Inflammation: Making a Bad Situation Worse
Inflammation, which is the body's response to tissue damage, is known to occur in the brain of patients with PD. Inflammatory changes are not the main culprits behind PD, but they but may aggravate its pathogenesis - this is, the way the disease develops. This means in turn that anti-inflammatory drugs may have potential as treatments. A new study in animals at Columbia University in part funded by the Parkinson's Disease Foundation, indicates that an inflammation-enhancing enzyme, called COX-2, can also enhance production of dopamine quinone. This suggest that drugs which inhibit COX-2 activity would be worthwhile to test in a clinical trial in patients with PD.
Several pathogenetic mechanisms appear to be playing a role in the development of PD. These include oxidative stress, abnormal proteins, impaired protein disposal, inflammatory changes, and mitochondria alterations, and they are interrelated.

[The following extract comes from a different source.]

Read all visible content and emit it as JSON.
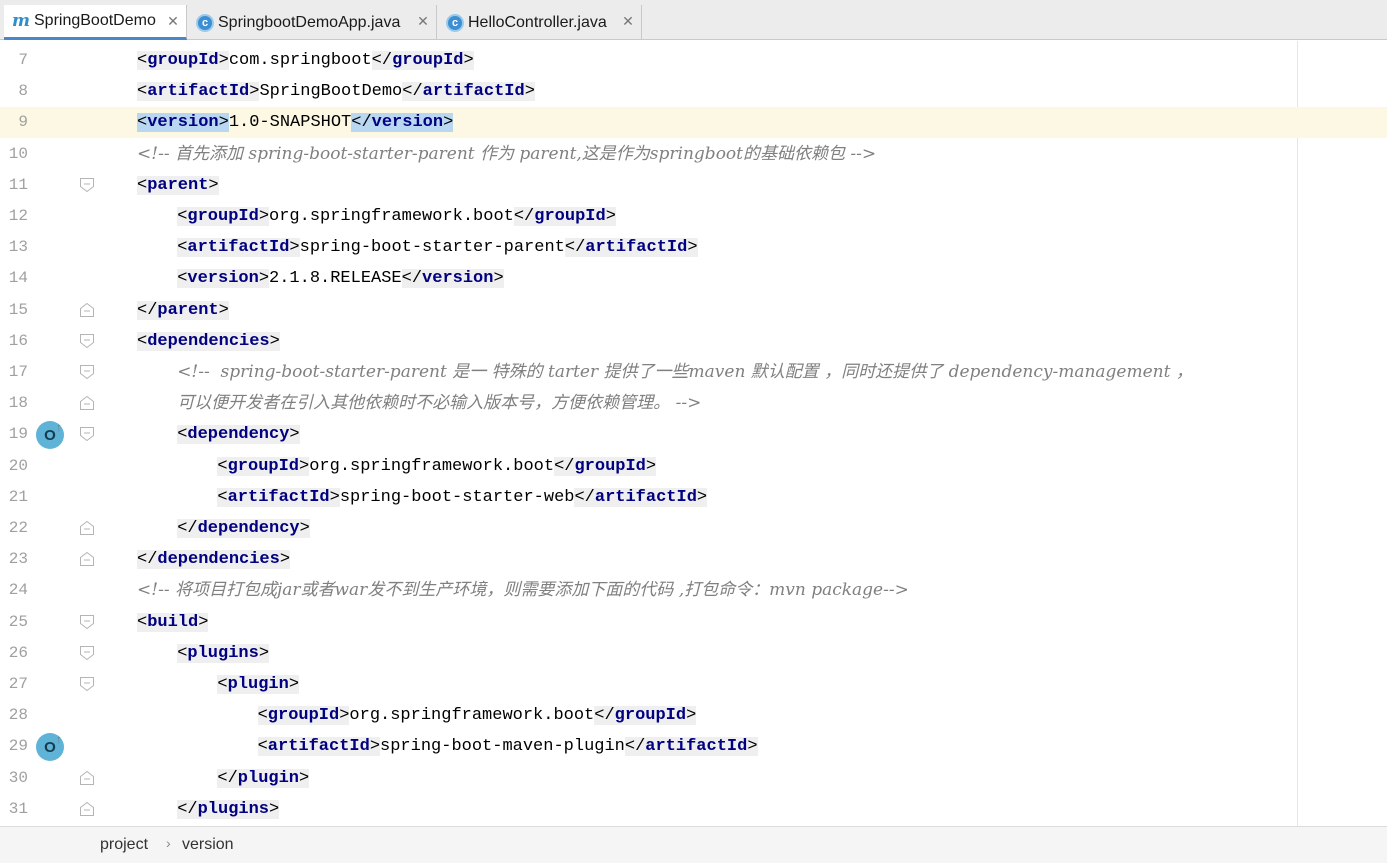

Attempts to slow the progress of PD will likely be more successful if multiple pathogenetic targets can be attacked simultaneously.
Neuroprotection: Finding Ways to Slow the Progression of Parkinson's
It is too soon to know if antioxidants, anti-inflammatory drugs, COX-2 inhibitors, or any other agent, will actually help slow the development of PD. Clinical trials testing potential agents are needed. Selegiline, commonly used for PD symptoms, was one of the first drugs tested for its potential to slow PD progression. Selegiline was shown to offer a mild symptomatic benefit and to delay the need for levodopa. When selegiline was compared against a placebo in patients who were already taking levodopa, it continued to slow the worsening of parkinsonian symptoms. This suggests that selegiline may have some neuroprotective effect.
Another agent that has already been in preliminary trials is coenzyme Q10, a substance that is present in mitochondria. Very high doses were found to be well tolerated and to slow the rate of clinical worsening, but because this was just a small trial, a much larger one will be needed to prove it has neuroprotective effects.
Other agents currently being examined to see if they can help slow down disease progression include drugs that inhibit cell death, called anti-apoptotic drugs. Patients with PD are needed to participate in controlled clinical trials. The PDF is supporting the Parkinson Study Group, which is conducting many of these trials. Their website is www.parkinson-study-group.org. The National Institutes of Health also sponsors neuroprotective trials; their website is www.ninds.nih.gov.